Homes, offices and hotel rooms fall within the category of maximum protection from unreasonable searches. Certain places carry with them expectation of privacy which, although considerable, is less intense and insistent than in the case of homes, offices and hotel rooms; such places may be searched upon probable cause alone under circumstances of less demanding urgency, and include automobiles, and trunks consigned to common carrier. Some sites are regarded as so public in nature that searches are justifiable without any particular showing of cause or exigency, and include places which might be classified as open fields and places in which the defendant has not exhibited a subjective expectation of privacy or where such an expectation would be unreasonable. (People v. Dumas, 9 CA 3d 871)
A resident of a house may justifiably rely upon privacy of surrounding areas as protection from peering of officers, unless the resident is exposed to that intrusion by existence of public pathways or other invitations to the public to enter upon the property. (Lorenzana v. Superior Court, 9 CA 3d 626)
A fenced front yard does not necessarily show an expectation of privacy. The determining factor in considering whether an individual's yard is protected by the Fourth Amendment is what reasonable expectation of privacy was exhibited, not what the defendant subjectively claimed. There is no reasonable expectation of privacy in a front yard of a residence in the absence of a locked gate, high solid fence blocking the front yard from view, a written notice to keep out or beware of a dog, or perhaps a doorbell at the front gate. (People v.
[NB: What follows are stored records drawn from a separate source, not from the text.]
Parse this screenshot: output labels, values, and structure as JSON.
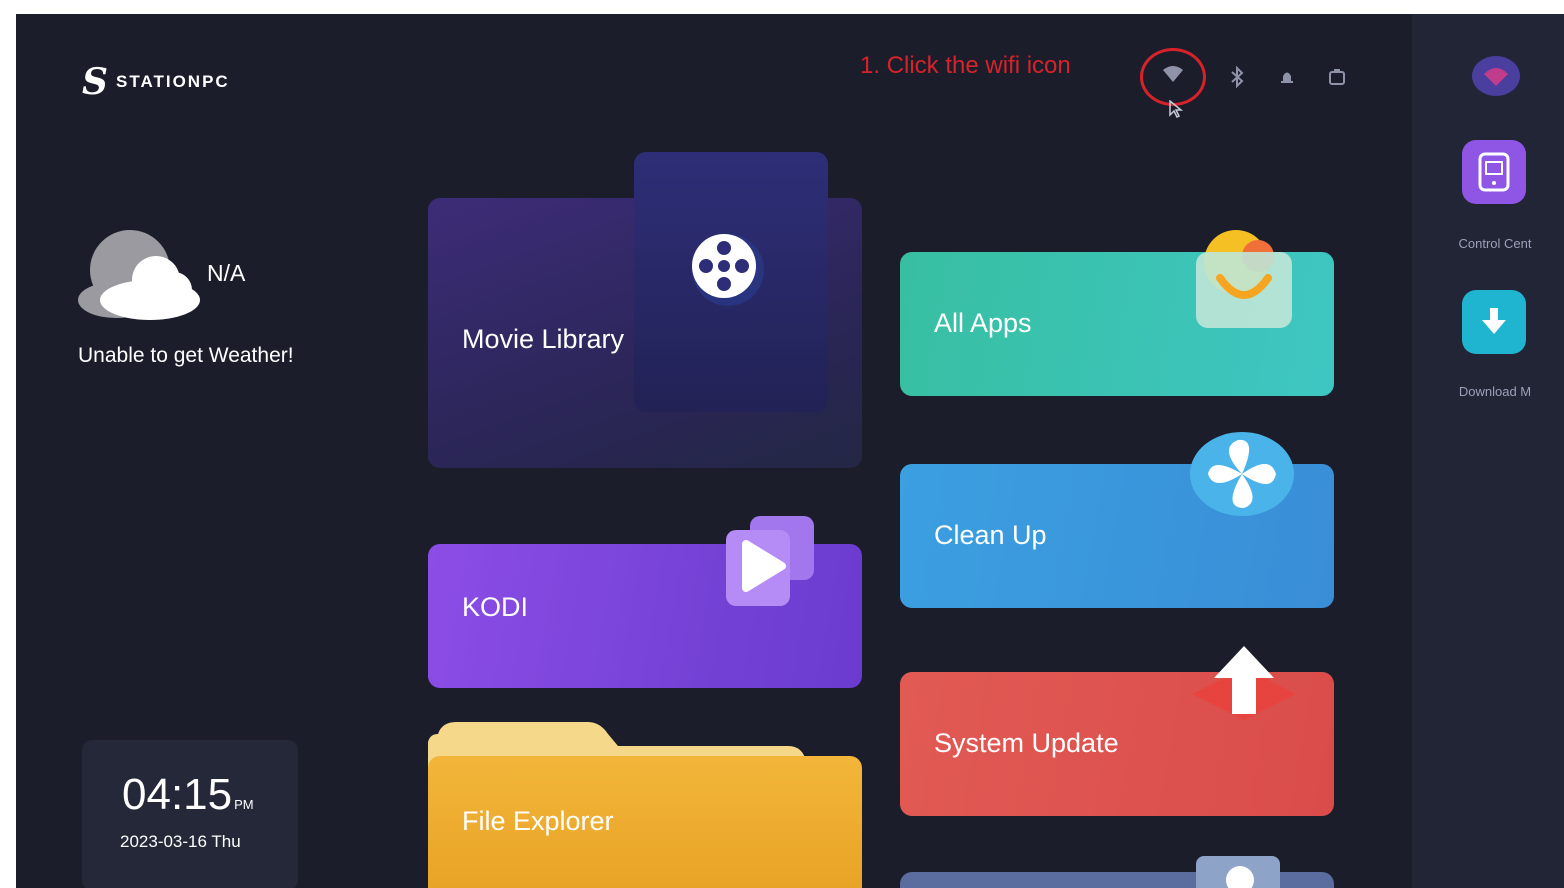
{
  "logo": {
    "mark": "S",
    "text": "STATIONPC"
  },
  "annotation": {
    "text": "1. Click the wifi icon"
  },
  "status_icons": [
    "wifi-icon",
    "bluetooth-icon",
    "notification-icon",
    "storage-icon"
  ],
  "weather": {
    "temp": "N/A",
    "message": "Unable to get Weather!"
  },
  "clock": {
    "time": "04:15",
    "ampm": "PM",
    "date": "2023-03-16  Thu"
  },
  "tiles": {
    "movie": "Movie Library",
    "kodi": "KODI",
    "file_explorer": "File Explorer",
    "all_apps": "All Apps",
    "clean_up": "Clean Up",
    "system_update": "System Update"
  },
  "side_apps": [
    {
      "label": "Control Cent",
      "icon": "control-center-icon"
    },
    {
      "label": "Download M",
      "icon": "download-icon"
    }
  ],
  "colors": {
    "annotation": "#d8222a",
    "background": "#1b1d2b",
    "all_apps": "#3ec6c3",
    "clean_up": "#3a8ed7",
    "system_update": "#d94c4a",
    "kodi": "#7a45dc",
    "file_explorer": "#eeab2c"
  }
}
Mendoza, Super., 122 CA 3d Supp. 12)
In People v. Moreno (204 CA Rptr. 17), the court held that an attached garage, whether or not it has a common entry, is considered an integral part of the house and is simply one room of several which together compose the dwelling. Consequently, attached garages may not be entered to make a levy or for any other purpose unless the deputy has first obtained the occupant's consent or is in possession of a court order authorizing entry into the specified garage.